Ahmet Hakan CNN Türk’teki Parametre programında –ya bu zihniyetin adamlarından birkaç ay önce gördüğü şiddetin; ya da yıllar önce aldığı dinci eğitimin etkisiyle- şöyle diyor. “Sapık zihniyet her yere sızabilir. Yani kurumlarda sistematik bir şekilde böyle yapılıyormuş gibi yaklaşım yerine izleyicilerimiz sağduyulu ve objektif olmalılar. Bu sapıklar bu sapık düşünce her okula sızabilir, her yere sızabilir”. (Birgün/25.03.2016/s:3)
Yeni Şafak Yazarı Özlem Albayrak gazetedeki köşesinde “Pedofili, AK Partiyle, Ensar Vakfı’yla, ya da dindarlarla yaşıt, ya da sadece Türkiye’de rastlanan bir suç değil; ama bazıları öyleymiş gibi yapıyorlar. Hatta neredeyse pedofiliyi, hükümet devirmek, Cumhurbaşkanını karalamak için bir araca dönüştürdüler” diyor. (24.03.2016/Birgün/s:3)

Yine birkaç ay önce Diyanet’in sitesinde “Bir babanın öz kızına duyduğu şehvet, karısıyla olan nikâhını düşürür mü?” sorusuna Diyanet, “Babanın kızını şehvetle öpmesi, ya da ona şehvetle sarılmasının nikâha bir etkisi yoktur. Babanın kızını kalın elbiselerden tutarak, ya da vücuduna bakıp düşünerek şehvet duyması bu tür bir haramlık oluşturmaz. Ayrıca kızın 9 yaşından büyük olması gerekir” diye yanıt veriyordu. (28.03.2016/Birgün/s:2 Erk Acarer’in haberinden alıntı.)

Furkan Vakfı’nın lideri Aparslan Kuytul ise facebooktaki bir video görüntüsünde şunları söylüyordu: “Böyle şeyler her cemaatte vardır. Hz. Muhammed’in cemaatinde de vardı. Devlette bu kadar terbiyesiz varsa, devletin küçüğü olan cemaatte, vakıfta da olur. Yani bir iki tane terbiyesiz çıkar. Bundan dolayı cemaate laf söylenemez. İnsandır bu, zayıftır. İçki içen, eli kesilen, recm edilen olmuştur.”

30 yıl önce Turgut Özal “Anayasa’yı bir kere delmeden bir şey olmaz” dedi; Anayasa kevgire döndü.

Recep Tayyip Erdoğan Başbakan iken Kadir Çöpdemir’in programında “Gemicik” dedi; gemi filoları oluşturuldu. “Fıtrat” dendi; emeğiyle geçinen insanların payına onar, yüzer, üç yüzer ölümler düştü.

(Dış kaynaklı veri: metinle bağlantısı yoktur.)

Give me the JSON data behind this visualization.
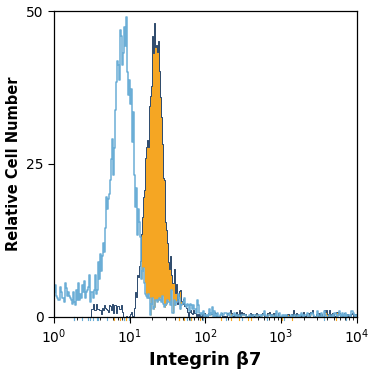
{
  "ylabel": "Relative Cell Number",
  "xlabel": "Integrin β7",
  "xlim_log": [
    0,
    4
  ],
  "ylim": [
    0,
    50
  ],
  "yticks": [
    0,
    25,
    50
  ],
  "background_color": "#ffffff",
  "blue_color": "#6baed6",
  "orange_color": "#f5a623",
  "dark_outline_color": "#2c4a6e",
  "figsize": [
    3.75,
    3.75
  ],
  "dpi": 100,
  "n_bins": 300,
  "blue_seed": 7,
  "orange_seed": 13
}
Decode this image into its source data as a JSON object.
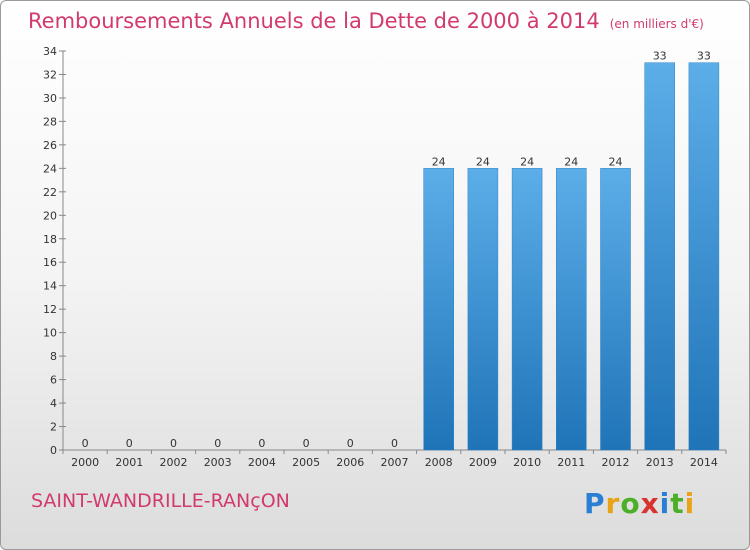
{
  "header": {
    "title": "Remboursements Annuels de la Dette de 2000 à 2014",
    "unit": "(en milliers d'€)"
  },
  "footer": {
    "commune": "SAINT-WANDRILLE-RANçON",
    "logo_letters": [
      "P",
      "r",
      "o",
      "x",
      "i",
      "t",
      "i"
    ],
    "logo_colors": [
      "#2a7fd4",
      "#e8a317",
      "#4caf28",
      "#d8312e",
      "#2a7fd4",
      "#4caf28",
      "#e8a317"
    ]
  },
  "chart_data": {
    "type": "bar",
    "title": "Remboursements Annuels de la Dette de 2000 à 2014",
    "subtitle": "(en milliers d'€)",
    "xlabel": "",
    "ylabel": "",
    "categories": [
      "2000",
      "2001",
      "2002",
      "2003",
      "2004",
      "2005",
      "2006",
      "2007",
      "2008",
      "2009",
      "2010",
      "2011",
      "2012",
      "2013",
      "2014"
    ],
    "values": [
      0,
      0,
      0,
      0,
      0,
      0,
      0,
      0,
      24,
      24,
      24,
      24,
      24,
      33,
      33
    ],
    "ylim": [
      0,
      34
    ],
    "yticks": [
      0,
      2,
      4,
      6,
      8,
      10,
      12,
      14,
      16,
      18,
      20,
      22,
      24,
      26,
      28,
      30,
      32,
      34
    ],
    "grid": false,
    "legend": "none",
    "bar_color": "#3a8fd6"
  }
}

Oysa yaşananlar bir istisna değil. Örneğin 2008 yılında Çorum’da Vakıf Şube Başkanı’nın 2 kız öğrenciye yönelik tecavüz olayı TBMM arşivinde bile varmış. Hatta dönemin CHP milletvekili Derviş Dünday o günün başbakanı R. Tayyip Erdoğan’a yanıtlaması için soru önergesi vermiş. Yanıtı da, Beşir Atalay ve Çorum Valiliğince “Vakıflar Genel Müdürlüğü”ne sorun” diye geçiştirilmiş. (30.03.2016/Birgün/sayfa:3)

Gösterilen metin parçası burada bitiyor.